Her first strategy was to focus on big- picture goals. At home, her main priority was to be an engaged mother and wife with a healthy, happy family. To that end, she started work later than many officemates, left earlier, never worked week- ends, and was always available in case of emergencies. (“There were days I would get to work and turn right around because someone was sick.”) At work, her ambition was to build a business to scale by understanding how United-Healthcare could help government programs succeed. So she started each morning not by returning messages but by sitting down with tea and a notepad to think about key issues: opportunities, risks, recruitment, retainment, next steps. Koppel says she brought the same focus to MinnesotaCare. “I have many memories of Lois saying, ‘How do we get this done?’”
Two other tools that served Quam well were division of labor and delegation. If she cooked, Entenza did the dishes. If she paid the bills, he picked up the toys. Friends and family helped with babysitting, but the couple also used all their savings to pay for a full-time nanny, a college student errand runner, and conveniences like grocery delivery (though a professional cleaning service was deemed too much of a luxury). Quam took the same approach at United-Healthcare. “In every case, I questioned, ‘Does this require me?’” she explains. “I might send a team member to a key meeting that my peers would do themselves because the boys were sick or I didn’t want to be away another night.” Yet that made her a more popular boss: “People wanted to be on my team because they got a lot of opportunity.”

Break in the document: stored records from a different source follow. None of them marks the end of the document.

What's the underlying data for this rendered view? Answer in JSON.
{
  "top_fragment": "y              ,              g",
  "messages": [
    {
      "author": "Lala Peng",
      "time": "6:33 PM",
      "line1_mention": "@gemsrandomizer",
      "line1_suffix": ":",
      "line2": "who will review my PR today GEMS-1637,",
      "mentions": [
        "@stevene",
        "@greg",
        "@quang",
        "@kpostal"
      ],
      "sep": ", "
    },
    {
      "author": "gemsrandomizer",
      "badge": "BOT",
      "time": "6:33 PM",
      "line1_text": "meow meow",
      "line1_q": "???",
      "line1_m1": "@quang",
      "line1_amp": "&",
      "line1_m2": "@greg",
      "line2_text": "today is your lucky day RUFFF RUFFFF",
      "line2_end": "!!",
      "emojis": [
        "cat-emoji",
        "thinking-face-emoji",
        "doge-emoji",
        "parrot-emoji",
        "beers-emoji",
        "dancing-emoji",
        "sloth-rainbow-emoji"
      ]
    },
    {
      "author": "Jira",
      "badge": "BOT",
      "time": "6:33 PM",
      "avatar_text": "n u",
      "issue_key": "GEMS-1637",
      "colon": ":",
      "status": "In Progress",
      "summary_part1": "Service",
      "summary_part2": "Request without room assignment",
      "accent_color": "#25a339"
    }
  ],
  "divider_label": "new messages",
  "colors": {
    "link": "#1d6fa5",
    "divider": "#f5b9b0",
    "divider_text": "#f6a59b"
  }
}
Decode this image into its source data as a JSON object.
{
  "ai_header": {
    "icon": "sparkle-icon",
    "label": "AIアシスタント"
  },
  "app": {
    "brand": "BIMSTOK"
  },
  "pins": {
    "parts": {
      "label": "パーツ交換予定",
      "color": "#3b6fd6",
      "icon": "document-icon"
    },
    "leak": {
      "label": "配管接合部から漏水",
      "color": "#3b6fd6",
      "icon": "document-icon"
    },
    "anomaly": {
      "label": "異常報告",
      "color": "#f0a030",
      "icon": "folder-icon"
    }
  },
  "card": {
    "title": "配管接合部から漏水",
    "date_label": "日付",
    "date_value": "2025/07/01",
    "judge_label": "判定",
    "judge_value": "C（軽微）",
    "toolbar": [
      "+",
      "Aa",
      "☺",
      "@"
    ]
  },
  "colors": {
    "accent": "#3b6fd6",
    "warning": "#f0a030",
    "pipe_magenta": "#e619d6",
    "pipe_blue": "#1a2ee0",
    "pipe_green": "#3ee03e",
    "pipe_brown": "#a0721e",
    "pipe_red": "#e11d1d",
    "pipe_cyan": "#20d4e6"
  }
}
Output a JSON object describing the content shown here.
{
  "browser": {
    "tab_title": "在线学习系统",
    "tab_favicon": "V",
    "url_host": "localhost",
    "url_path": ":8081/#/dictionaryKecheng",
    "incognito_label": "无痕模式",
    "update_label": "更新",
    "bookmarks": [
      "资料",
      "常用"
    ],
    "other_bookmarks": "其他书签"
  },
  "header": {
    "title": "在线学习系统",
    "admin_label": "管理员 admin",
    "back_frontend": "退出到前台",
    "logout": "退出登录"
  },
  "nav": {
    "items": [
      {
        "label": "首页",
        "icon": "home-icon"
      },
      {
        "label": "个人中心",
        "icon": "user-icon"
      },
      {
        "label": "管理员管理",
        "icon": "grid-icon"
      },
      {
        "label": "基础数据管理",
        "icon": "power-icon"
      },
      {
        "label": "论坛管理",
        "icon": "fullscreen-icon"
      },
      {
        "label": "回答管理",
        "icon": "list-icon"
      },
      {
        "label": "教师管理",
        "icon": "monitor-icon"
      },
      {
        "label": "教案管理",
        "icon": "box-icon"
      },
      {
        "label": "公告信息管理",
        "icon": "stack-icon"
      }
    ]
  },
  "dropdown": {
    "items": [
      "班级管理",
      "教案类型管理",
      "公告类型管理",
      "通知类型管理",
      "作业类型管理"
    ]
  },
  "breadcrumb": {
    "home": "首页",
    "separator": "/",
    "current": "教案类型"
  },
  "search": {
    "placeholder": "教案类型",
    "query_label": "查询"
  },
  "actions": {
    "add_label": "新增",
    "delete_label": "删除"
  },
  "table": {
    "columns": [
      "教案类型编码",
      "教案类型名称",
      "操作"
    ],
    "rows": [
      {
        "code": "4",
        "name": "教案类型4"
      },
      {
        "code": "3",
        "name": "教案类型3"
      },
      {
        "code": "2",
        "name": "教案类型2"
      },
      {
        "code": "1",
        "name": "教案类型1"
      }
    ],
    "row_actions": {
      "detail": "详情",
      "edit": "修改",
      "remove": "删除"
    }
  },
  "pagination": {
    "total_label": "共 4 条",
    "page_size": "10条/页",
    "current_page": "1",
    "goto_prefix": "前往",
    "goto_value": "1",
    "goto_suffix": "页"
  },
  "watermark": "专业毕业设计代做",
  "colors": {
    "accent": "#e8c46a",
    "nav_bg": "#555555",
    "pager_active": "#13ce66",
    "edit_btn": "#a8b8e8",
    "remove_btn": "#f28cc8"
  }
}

Quam’s last rule of thumb was to be honest about who she was and allow her disparate worlds to overlap. So, just as she brought Ben to commission hearings early on, she started taking business trips with one twin in tow, partly to save Entenza the pain of being home alone with three boys, but also to do some one-on-one mother-son bonding, and, later, to expose her children to her work. (A corollary rule was that if she traveled alone, she had to return well rested.) On the job and in public forums, Quam also frequently talked about being a parent. It was a way to engage people on a personal level and encourage them to keep thinking about the importance of affordable health care, particularly for kids. Smith notes that this candor was unusual at the time; “work/life balance” had not yet become a corporate buzzword. “Lois carved that out for herself,” her colleague says. “Although her career became just huge, if she was asked to choose, you always knew what she would say.”
Quam’s oldest son is now 21; the twins are 19. Having left UnitedHealth Group in 2007 and done an 18-month stint over- seeing investment bank Piper Jaffray’s environmental and health care division, she now runs her own company, Tysvar, an incubator for “new green economy” and health care reform businesses. Looking back on her time as a young working mother, Quam acknowledges that she started out with the goal of “just making it.” “It was a very tough time,” she says. “But I was forced to learn things that made me more effective. It was the experience that should have made it impossible for me to become a CEO. But it actually gave me the remaining skills I needed.”